Fluctuating Meters
My Lament for Flute and Piano was inspired by early Baroque opera and by the ideas of the Florentine Camerata that gave rise to that new musical genre. In the late sixteenth century, the theorists of the Camerata argued that music should imitate impassioned speech, a notion that was to be embodied most particularly in the new device of recitative in the first operas a few decades later. In the first seven bars of the Lament, the flute presents an instrumental version of a recitative, with the irregularities of human speech suggested by repeated meter changes (mixing 4/4, 3/4, and even 5/4), along with tempo changes, irregular rhythms, and dynamic changes.
The constant fluctuations in meter, tempo, and dynamics suggest great bursts of passion and lamentation. Only at the Largo solenne (bar 8), where an aria-like melody begins in a regular common-time meter, is some semblance of metric order established.
Similarly, frequent meter changes contribute to a sense of temptestuous passion in the opening of my Sonata for Oboe and Piano.
Notice how the changes between 3/4 and 4/4 meter create a sense of restlessness. Note also the large leaps in the oboe melody and the shifts back and forth between low and high registers in the piano part.

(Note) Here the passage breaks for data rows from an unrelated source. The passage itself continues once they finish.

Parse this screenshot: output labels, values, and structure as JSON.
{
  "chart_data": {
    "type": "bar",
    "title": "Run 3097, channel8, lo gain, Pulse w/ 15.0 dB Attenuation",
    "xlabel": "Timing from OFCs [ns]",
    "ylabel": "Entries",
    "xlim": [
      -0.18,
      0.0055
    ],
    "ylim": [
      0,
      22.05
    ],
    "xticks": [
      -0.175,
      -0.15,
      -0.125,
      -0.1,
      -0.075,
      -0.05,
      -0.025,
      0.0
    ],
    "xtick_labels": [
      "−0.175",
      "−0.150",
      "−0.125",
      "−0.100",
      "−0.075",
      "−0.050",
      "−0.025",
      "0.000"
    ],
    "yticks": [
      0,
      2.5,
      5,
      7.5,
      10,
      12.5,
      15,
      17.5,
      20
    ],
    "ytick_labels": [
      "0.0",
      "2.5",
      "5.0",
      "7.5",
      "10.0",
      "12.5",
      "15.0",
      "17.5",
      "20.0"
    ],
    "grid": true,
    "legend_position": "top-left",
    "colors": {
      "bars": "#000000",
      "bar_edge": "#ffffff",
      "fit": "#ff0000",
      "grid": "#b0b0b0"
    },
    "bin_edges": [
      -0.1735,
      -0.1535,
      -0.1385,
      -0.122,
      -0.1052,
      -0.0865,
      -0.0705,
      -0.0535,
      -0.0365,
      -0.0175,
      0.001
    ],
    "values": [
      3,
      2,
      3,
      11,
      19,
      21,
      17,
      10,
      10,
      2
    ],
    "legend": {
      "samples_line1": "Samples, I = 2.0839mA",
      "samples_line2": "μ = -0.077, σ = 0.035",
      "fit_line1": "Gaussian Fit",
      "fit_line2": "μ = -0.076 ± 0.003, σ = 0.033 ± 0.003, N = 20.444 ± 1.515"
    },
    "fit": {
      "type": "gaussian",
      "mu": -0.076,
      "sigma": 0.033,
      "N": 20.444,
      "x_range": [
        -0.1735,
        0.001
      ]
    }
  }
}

A few bars later, the restlessness gives way to relative calm with the entry of the contrasting secondary theme.
This melody is still infused with emotion, but of a much more gentle character. The meter is a regular common (4/4) time, and even at a hypermetric level, the melody organizes itself into regular four-bar phrases — all supporting a sense of simplicity and peacefulness that I think might be characterized as “pastoral.”